It looks like the MTV Video Music Awards on Monday night fell again to new lows, dropping substantially from last year and off a cliff from 2015.
On the main MTV channel, the show drew 1.9 million viewers, down from last year’s 2.250 million. On VH-1, the show dropped from 2018’s 1.095 million to just 887,000. The numbers for nine other MTV-related channels will be in on Wednesday, but MTV and VH-1 are the main avenues for audience.
In the key demo, the number was 0.9, falling from 1.1. That’s 200,000 “young” people. Is the population just aging?

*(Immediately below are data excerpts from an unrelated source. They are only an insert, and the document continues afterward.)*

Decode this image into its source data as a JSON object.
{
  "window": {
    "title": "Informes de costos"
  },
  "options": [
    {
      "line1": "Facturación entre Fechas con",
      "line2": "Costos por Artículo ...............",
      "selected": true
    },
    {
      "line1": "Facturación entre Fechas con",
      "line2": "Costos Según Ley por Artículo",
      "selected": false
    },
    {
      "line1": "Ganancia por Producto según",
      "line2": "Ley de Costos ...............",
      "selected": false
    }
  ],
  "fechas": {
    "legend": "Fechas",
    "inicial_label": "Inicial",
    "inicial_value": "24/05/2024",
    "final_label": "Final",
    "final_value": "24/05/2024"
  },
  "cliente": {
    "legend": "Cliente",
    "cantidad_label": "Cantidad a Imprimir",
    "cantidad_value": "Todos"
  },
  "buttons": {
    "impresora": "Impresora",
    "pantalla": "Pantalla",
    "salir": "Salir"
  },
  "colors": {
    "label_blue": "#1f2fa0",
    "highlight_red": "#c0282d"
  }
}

Or are teens not so interested in their generation of rock stars. Of course, there was no almost nothing you could call “rock.” The closest they came to having a “veteran” on was Missy Elliott.

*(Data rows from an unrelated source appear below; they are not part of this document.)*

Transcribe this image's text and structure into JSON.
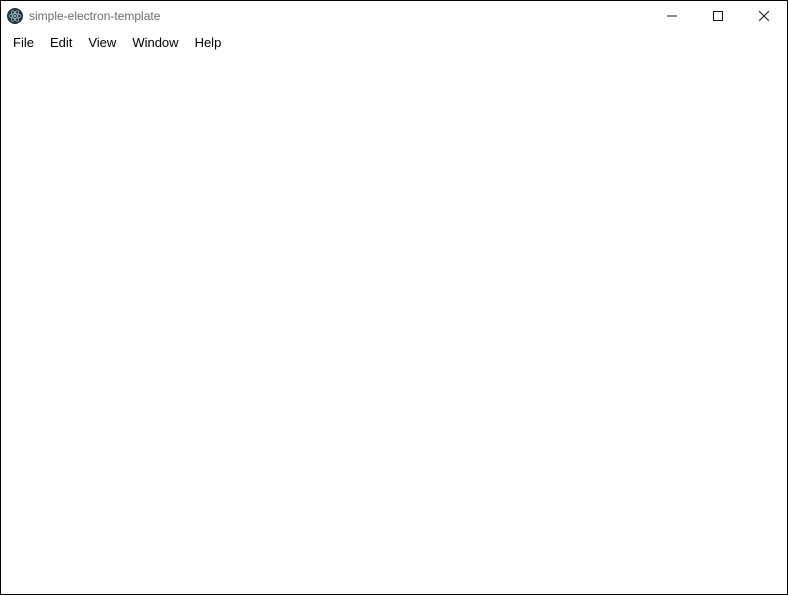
{
  "window": {
    "title": "simple-electron-template"
  },
  "menubar": {
    "items": [
      "File",
      "Edit",
      "View",
      "Window",
      "Help"
    ]
  }
}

The show was fine, if uneventful, that’s for sure. Everyone did what they came to do. A lot of it looked artificial, but that’s nothing new. Even Taylor Swift ran uncontested, you might say, with no outbursts or interruptions from Kanye West or any other opposing party.

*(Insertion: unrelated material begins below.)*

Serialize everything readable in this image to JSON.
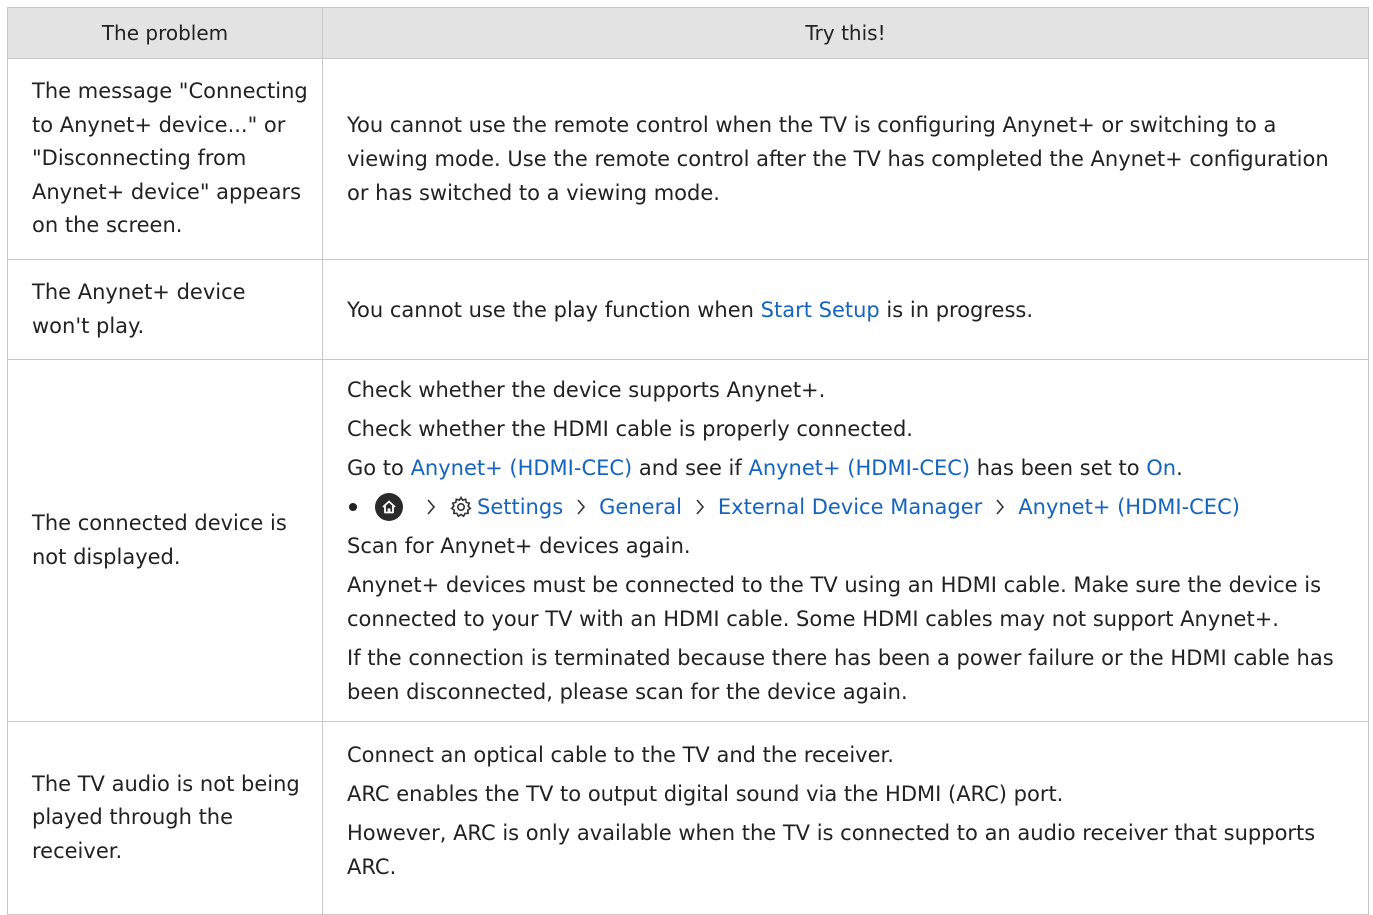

Of course, these are Video Music Awards. I’m not sure when MTV plays videos, or if anyone watches them. The channel is best known now for terrible, low rent reality programming. So do music videos have fans? Or anyone who cares about them? You tell me (showbiz411@gmail.com).
I did like Miley Cyrus’s performance a lot. And it does look like she, Swift, Lizzo, and maybe the Jonas Brothers got something of a sales bounce out of the show.